Learning to ride a bike is the first step to epic childhood adventures. I remember leaving the house on my bike, meeting up with neighborhood kids and not coming home until the street lamps came on. All we needed was a bike and a backpack and we could be The Goonies hunting for treasure, or Elliot taking off with E.T. We were free to travel and explore as long as we didn’t go too far.
I also remember when my own mom taught me to ride a bike. She held the seat and ran behind me while I pedaled furiously. I was going fast and having a great time, until I turned around and saw she wasn’t there and I immediately fell over. I can’t remember how many more tries it took, because only that instance is forever burned into my brain. It was a pretty spectacular crash. Lots of screaming. I think it was a while before I even trusted my mom again.
Like “Hey mom, remember that time I trusted you and you totally let go and didn’t tell me?” My confidence was a little shaken.
I was super paranoid of my son experiencing that same let down so I hovered around like a total helicopter mama on his first try. And you know what? He was ready. He didn’t fall over when I let go. He wanted to fly on his own.
And just like that, the training wheels were off and he went zooming down the street. I tried not to get too teary eyed because I didn’t want him to think I was sad. It was like another little baby part of him melted away and he grew up a tiny bit more in that moment. He may have been ready, but I was still trying to hold on.

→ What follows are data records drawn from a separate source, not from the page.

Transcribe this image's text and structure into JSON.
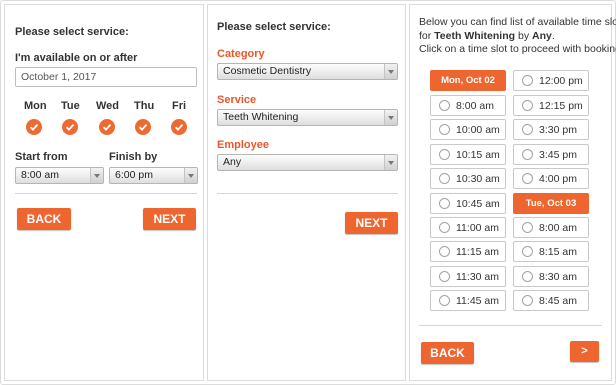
{
  "step1": {
    "heading": "Please select service:",
    "available_label": "I'm available on or after",
    "date_value": "October 1, 2017",
    "days": [
      "Mon",
      "Tue",
      "Wed",
      "Thu",
      "Fri"
    ],
    "start_label": "Start from",
    "start_value": "8:00 am",
    "finish_label": "Finish by",
    "finish_value": "6:00 pm",
    "back_label": "BACK",
    "next_label": "NEXT"
  },
  "step2": {
    "heading": "Please select service:",
    "category_label": "Category",
    "category_value": "Cosmetic Dentistry",
    "service_label": "Service",
    "service_value": "Teeth Whitening",
    "employee_label": "Employee",
    "employee_value": "Any",
    "next_label": "NEXT"
  },
  "step3": {
    "intro_line1": "Below you can find list of available time slots",
    "intro_for": "for ",
    "intro_service": "Teeth Whitening",
    "intro_by": " by ",
    "intro_employee": "Any",
    "intro_period": ".",
    "intro_line3": "Click on a time slot to proceed with booking.",
    "col1_header": "Mon, Oct 02",
    "col1_slots": [
      "8:00 am",
      "10:00 am",
      "10:15 am",
      "10:30 am",
      "10:45 am",
      "11:00 am",
      "11:15 am",
      "11:30 am",
      "11:45 am"
    ],
    "col2_slots_a": [
      "12:00 pm",
      "12:15 pm",
      "3:30 pm",
      "3:45 pm",
      "4:00 pm"
    ],
    "col2_header": "Tue, Oct 03",
    "col2_slots_b": [
      "8:00 am",
      "8:15 am",
      "8:30 am",
      "8:45 am"
    ],
    "back_label": "BACK",
    "more_label": ">"
  },
  "colors": {
    "accent": "#ef6530",
    "label_orange": "#e8572a"
  }
}
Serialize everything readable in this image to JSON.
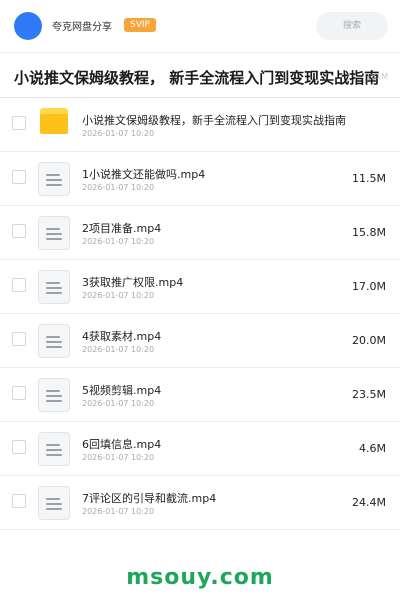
{
  "header": {
    "app_name": "夸克网盘分享",
    "badge": "SVIP",
    "search_placeholder": "搜索"
  },
  "share": {
    "title": "小说推文保姆级教程， 新手全流程入门到变现实战指南",
    "size": "181M"
  },
  "files": [
    {
      "type": "folder",
      "name": "小说推文保姆级教程，新手全流程入门到变现实战指南",
      "date": "2026-01-07 10:20",
      "size": ""
    },
    {
      "type": "file",
      "name": "1小说推文还能做吗.mp4",
      "date": "2026-01-07 10:20",
      "size": "11.5M"
    },
    {
      "type": "file",
      "name": "2项目准备.mp4",
      "date": "2026-01-07 10:20",
      "size": "15.8M"
    },
    {
      "type": "file",
      "name": "3获取推广权限.mp4",
      "date": "2026-01-07 10:20",
      "size": "17.0M"
    },
    {
      "type": "file",
      "name": "4获取素材.mp4",
      "date": "2026-01-07 10:20",
      "size": "20.0M"
    },
    {
      "type": "file",
      "name": "5视频剪辑.mp4",
      "date": "2026-01-07 10:20",
      "size": "23.5M"
    },
    {
      "type": "file",
      "name": "6回填信息.mp4",
      "date": "2026-01-07 10:20",
      "size": "4.6M"
    },
    {
      "type": "file",
      "name": "7评论区的引导和截流.mp4",
      "date": "2026-01-07 10:20",
      "size": "24.4M"
    }
  ],
  "watermark": "msouy.com",
  "colors": {
    "avatar": "#2f7bf6",
    "svip_badge": "#f7a53a",
    "folder": "#fdc21a",
    "watermark": "#1ea75a"
  }
}
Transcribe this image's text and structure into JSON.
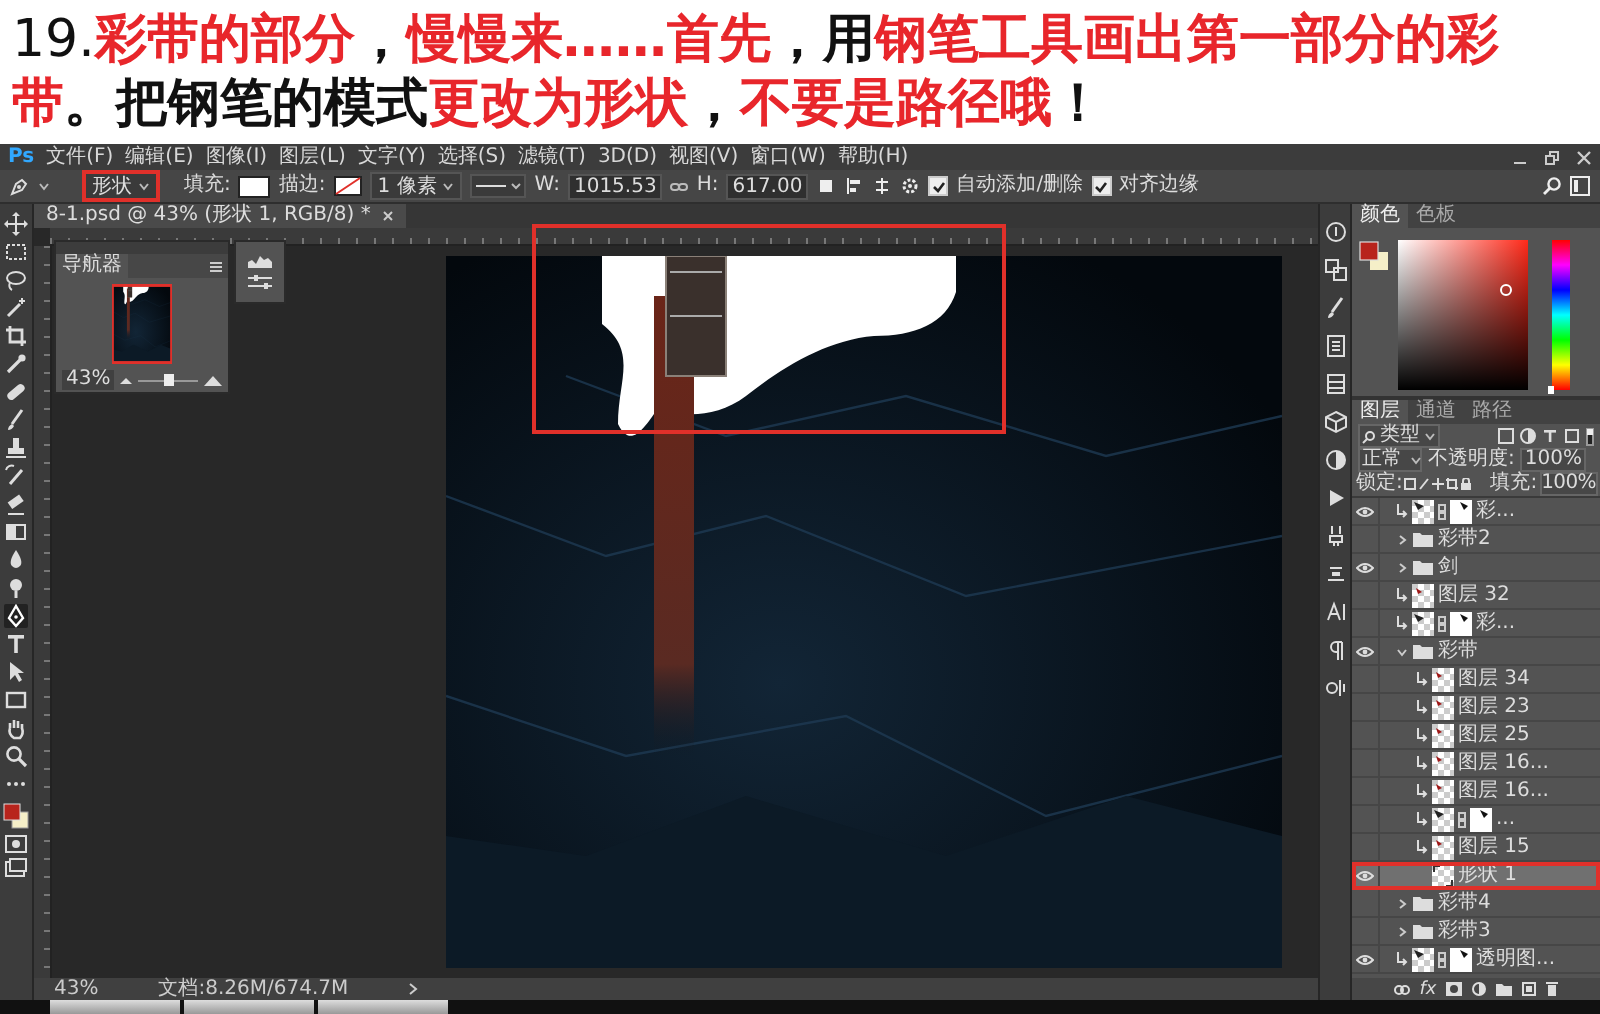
{
  "caption": {
    "number": "19.",
    "segments": [
      {
        "text": "彩带的部分",
        "highlight": true
      },
      {
        "text": "，",
        "highlight": false
      },
      {
        "text": "慢慢来……首先",
        "highlight": true
      },
      {
        "text": "，用",
        "highlight": false
      },
      {
        "text": "钢笔工具画出第一部分的彩带",
        "highlight": true
      },
      {
        "text": "。把钢笔的模式",
        "highlight": false
      },
      {
        "text": "更改为形状",
        "highlight": true
      },
      {
        "text": "，",
        "highlight": false
      },
      {
        "text": "不要是路径哦",
        "highlight": true
      },
      {
        "text": "！",
        "highlight": false
      }
    ]
  },
  "menubar": {
    "logo": "Ps",
    "menus": [
      "文件(F)",
      "编辑(E)",
      "图像(I)",
      "图层(L)",
      "文字(Y)",
      "选择(S)",
      "滤镜(T)",
      "3D(D)",
      "视图(V)",
      "窗口(W)",
      "帮助(H)"
    ]
  },
  "options": {
    "mode": {
      "value": "形状",
      "annotated": true
    },
    "fill_label": "填充:",
    "stroke_label": "描边:",
    "stroke_width": "1 像素",
    "w_label": "W:",
    "w_value": "1015.53",
    "h_label": "H:",
    "h_value": "617.00",
    "checkboxes": [
      {
        "label": "自动添加/删除",
        "checked": true
      },
      {
        "label": "对齐边缘",
        "checked": true
      }
    ]
  },
  "toolbox": {
    "tools": [
      {
        "kind": "move",
        "selected": false
      },
      {
        "kind": "marquee",
        "selected": false
      },
      {
        "kind": "lasso",
        "selected": false
      },
      {
        "kind": "wand",
        "selected": false
      },
      {
        "kind": "crop",
        "selected": false
      },
      {
        "kind": "eyedropper",
        "selected": false
      },
      {
        "kind": "bandage",
        "selected": false
      },
      {
        "kind": "brush",
        "selected": false
      },
      {
        "kind": "stamp",
        "selected": false
      },
      {
        "kind": "history",
        "selected": false
      },
      {
        "kind": "eraser",
        "selected": false
      },
      {
        "kind": "gradient",
        "selected": false
      },
      {
        "kind": "drop",
        "selected": false
      },
      {
        "kind": "dodge",
        "selected": false
      },
      {
        "kind": "pen",
        "selected": true
      },
      {
        "kind": "type",
        "selected": false
      },
      {
        "kind": "arrow",
        "selected": false
      },
      {
        "kind": "rectangle",
        "selected": false
      },
      {
        "kind": "hand",
        "selected": false
      },
      {
        "kind": "zoom",
        "selected": false
      },
      {
        "kind": "more",
        "selected": false
      }
    ]
  },
  "document": {
    "tab_title": "8-1.psd @ 43% (形状 1, RGB/8) *",
    "annotated": true
  },
  "navigator": {
    "title": "导航器",
    "zoom": "43%",
    "level": 0.5
  },
  "status_bar": {
    "zoom": "43%",
    "info": "文档:8.26M/674.7M"
  },
  "color_panel": {
    "tabs": [
      {
        "label": "颜色",
        "selected": true
      },
      {
        "label": "色板",
        "selected": false
      }
    ],
    "hue": {
      "level": 0
    }
  },
  "layers_panel": {
    "tabs": [
      {
        "label": "图层",
        "selected": true
      },
      {
        "label": "通道",
        "selected": false
      },
      {
        "label": "路径",
        "selected": false
      }
    ],
    "filter": "类型",
    "blend_mode": "正常",
    "opacity_label": "不透明度:",
    "opacity": "100%",
    "lock_label": "锁定:",
    "fill_label": "填充:",
    "fill": "100%",
    "footer_fx": "fx",
    "layers": [
      {
        "kind": "mask",
        "name": "彩...",
        "visible": true,
        "selected": false,
        "clipped": true
      },
      {
        "kind": "group",
        "name": "彩带2",
        "visible": false,
        "selected": false,
        "expanded": false
      },
      {
        "kind": "group",
        "name": "剑",
        "visible": true,
        "selected": false,
        "expanded": false
      },
      {
        "kind": "layer",
        "name": "图层 32",
        "visible": false,
        "selected": false,
        "clipped": true
      },
      {
        "kind": "mask",
        "name": "彩...",
        "visible": false,
        "selected": false,
        "clipped": true
      },
      {
        "kind": "group",
        "name": "彩带",
        "visible": true,
        "selected": false,
        "expanded": true,
        "children": [
          {
            "kind": "layer",
            "name": "图层 34",
            "visible": false,
            "selected": false,
            "clipped": true
          },
          {
            "kind": "layer",
            "name": "图层 23",
            "visible": false,
            "selected": false,
            "clipped": true
          },
          {
            "kind": "layer",
            "name": "图层 25",
            "visible": false,
            "selected": false,
            "clipped": true
          },
          {
            "kind": "layer",
            "name": "图层 16...",
            "visible": false,
            "selected": false,
            "clipped": true
          },
          {
            "kind": "layer",
            "name": "图层 16...",
            "visible": false,
            "selected": false,
            "clipped": true
          },
          {
            "kind": "mask",
            "name": "...",
            "visible": false,
            "selected": false,
            "clipped": true
          },
          {
            "kind": "layer",
            "name": "图层 15",
            "visible": false,
            "selected": false,
            "clipped": true
          },
          {
            "kind": "shape",
            "name": "形状 1",
            "visible": true,
            "selected": true,
            "clipped": false,
            "annotated": true
          }
        ]
      },
      {
        "kind": "group",
        "name": "彩带4",
        "visible": false,
        "selected": false,
        "expanded": false
      },
      {
        "kind": "group",
        "name": "彩带3",
        "visible": false,
        "selected": false,
        "expanded": false
      },
      {
        "kind": "mask",
        "name": "透明图...",
        "visible": true,
        "selected": false,
        "clipped": true
      }
    ]
  }
}
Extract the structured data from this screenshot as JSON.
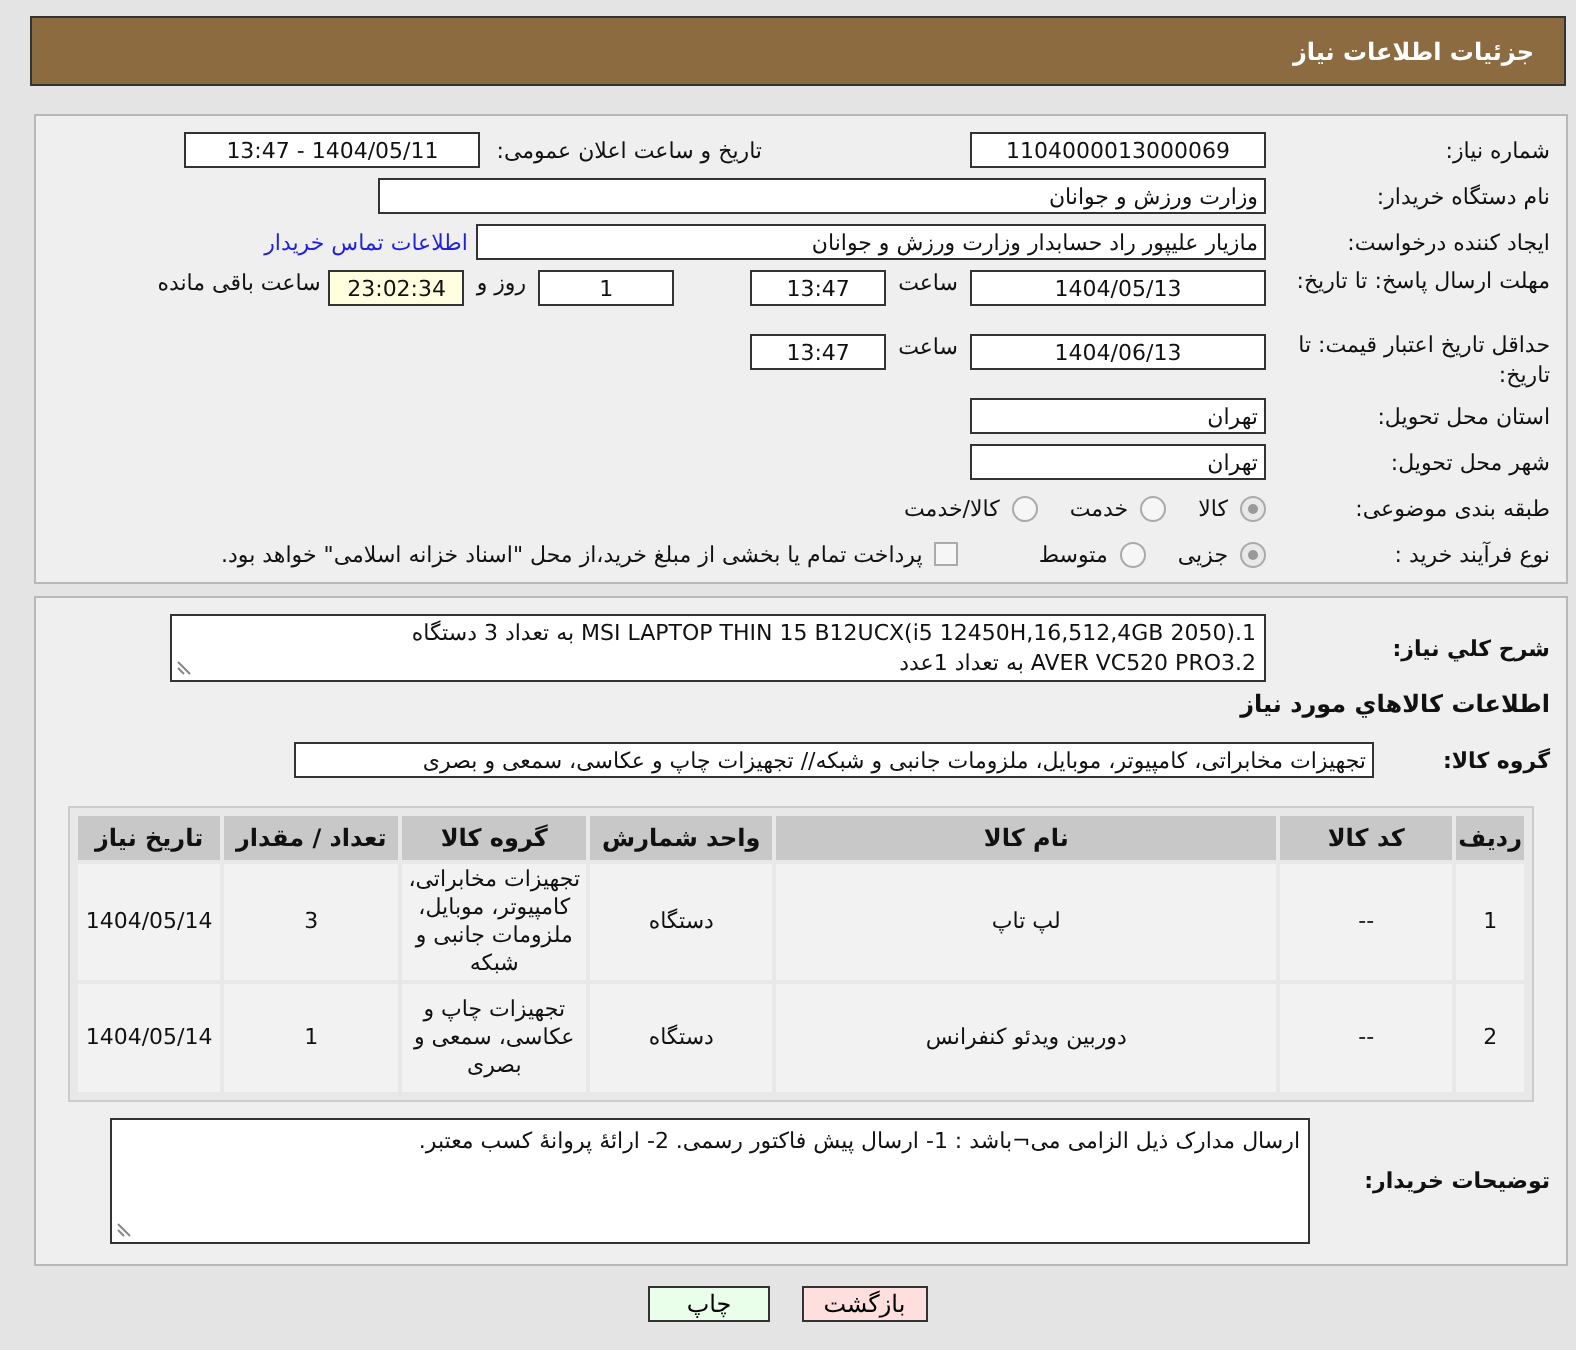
{
  "header": {
    "title": "جزئیات اطلاعات نیاز"
  },
  "need_number": {
    "label": "شماره نیاز:",
    "value": "1104000013000069"
  },
  "announce": {
    "label": "تاریخ و ساعت اعلان عمومی:",
    "value": "1404/05/11 - 13:47"
  },
  "buyer_org": {
    "label": "نام دستگاه خریدار:",
    "value": "وزارت ورزش و جوانان"
  },
  "requester": {
    "label": "ایجاد کننده درخواست:",
    "value": "مازیار  علیپور راد حسابدار وزارت ورزش و جوانان",
    "link": "اطلاعات تماس خریدار"
  },
  "reply_deadline": {
    "label": "مهلت ارسال پاسخ: تا تاریخ:",
    "date": "1404/05/13",
    "time_label": "ساعت",
    "time": "13:47",
    "days": "1",
    "days_label": "روز و",
    "remaining": "23:02:34",
    "remaining_label": "ساعت باقی مانده"
  },
  "price_validity": {
    "label": "حداقل تاریخ اعتبار قیمت: تا تاریخ:",
    "date": "1404/06/13",
    "time_label": "ساعت",
    "time": "13:47"
  },
  "province": {
    "label": "استان محل تحویل:",
    "value": "تهران"
  },
  "city": {
    "label": "شهر محل تحویل:",
    "value": "تهران"
  },
  "category": {
    "label": "طبقه بندی موضوعی:",
    "options": [
      {
        "label": "کالا",
        "selected": true
      },
      {
        "label": "خدمت",
        "selected": false
      },
      {
        "label": "کالا/خدمت",
        "selected": false
      }
    ]
  },
  "process": {
    "label": "نوع فرآیند خرید :",
    "options": [
      {
        "label": "جزیی",
        "selected": true
      },
      {
        "label": "متوسط",
        "selected": false
      }
    ],
    "payment": {
      "checked": false,
      "text": "پرداخت تمام یا بخشی از مبلغ خرید،از محل \"اسناد خزانه اسلامی\" خواهد بود."
    }
  },
  "description": {
    "label": "شرح کلي نياز:",
    "lines": [
      "1.MSI LAPTOP THIN 15 B12UCX(i5 12450H,16,512,4GB 2050)   به تعداد 3 دستگاه",
      "2.AVER VC520 PRO3        به تعداد 1عدد"
    ]
  },
  "goods_heading": "اطلاعات کالاهاي مورد نياز",
  "goods_group": {
    "label": "گروه کالا:",
    "value": "تجهیزات مخابراتی، کامپیوتر، موبایل، ملزومات جانبی و شبکه// تجهیزات چاپ و عکاسی، سمعی و بصری"
  },
  "table": {
    "columns": [
      "ردیف",
      "کد کالا",
      "نام کالا",
      "واحد شمارش",
      "گروه کالا",
      "تعداد / مقدار",
      "تاریخ نیاز"
    ],
    "rows": [
      [
        "1",
        "--",
        "لپ تاپ",
        "دستگاه",
        "تجهیزات مخابراتی، کامپیوتر، موبایل، ملزومات جانبی و شبکه",
        "3",
        "1404/05/14"
      ],
      [
        "2",
        "--",
        "دوربین ویدئو کنفرانس",
        "دستگاه",
        "تجهیزات چاپ و عکاسی، سمعی و بصری",
        "1",
        "1404/05/14"
      ]
    ]
  },
  "buyer_notes": {
    "label": "توضیحات خریدار:",
    "value": "ارسال مدارک ذیل الزامی می¬باشد : 1- ارسال پیش فاکتور رسمی. 2- ارائۀ پروانۀ کسب معتبر."
  },
  "buttons": [
    {
      "label": "بازگشت",
      "kind": "back"
    },
    {
      "label": "چاپ",
      "kind": "print"
    }
  ]
}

For the next several days he would tell me, “Mom, I want to ride my pedal bike with no training wheels.” As if he were afraid I’d be putting them back on. When I let him know he would never need training wheels again, he seemed shocked and then asked me, “Is it because I’m a big boy now?”
I told him, “Yes, you can ride a bike like a big boy, but you still have a lot of growing to do. So listen to your mom, wear your helmet and always look for cars.”
So big, yet so little all at the same time.
At least his obsession with bike riding has been pretty good for me – we did three miles before 9AM the other day! Sometimes I run with him and sometimes I ride my bike. But I’m happy to say I’ve closed all my exercise rings on my watch app all week. Maybe this will be the secret to shedding that holiday weight that’s making my pants feel too tight.
And several people have asked me if we started him on a balance bike, and the answer is Yes! He started with one when he could barely walk. It was really small and had a double back wheel, so it stood on its own. Then he graduated to the Strider style balance bike (but some other brand) where it looks just like a regular bike, but without pedals.
The funny thing about starting them on a balance bike is that when you introduce them to one with pedals, they have no idea how to work them. That was his biggest hurdle- figuring out pedalling. And he is still a little iffy on using brakes instead of doing the “Fred Flintstone” stop. But once he got the hang of the pedals, you could see how everything clicked into place and he was able to apply those balance bike skills to riding a regular bike.
And once he took off, he never looked back.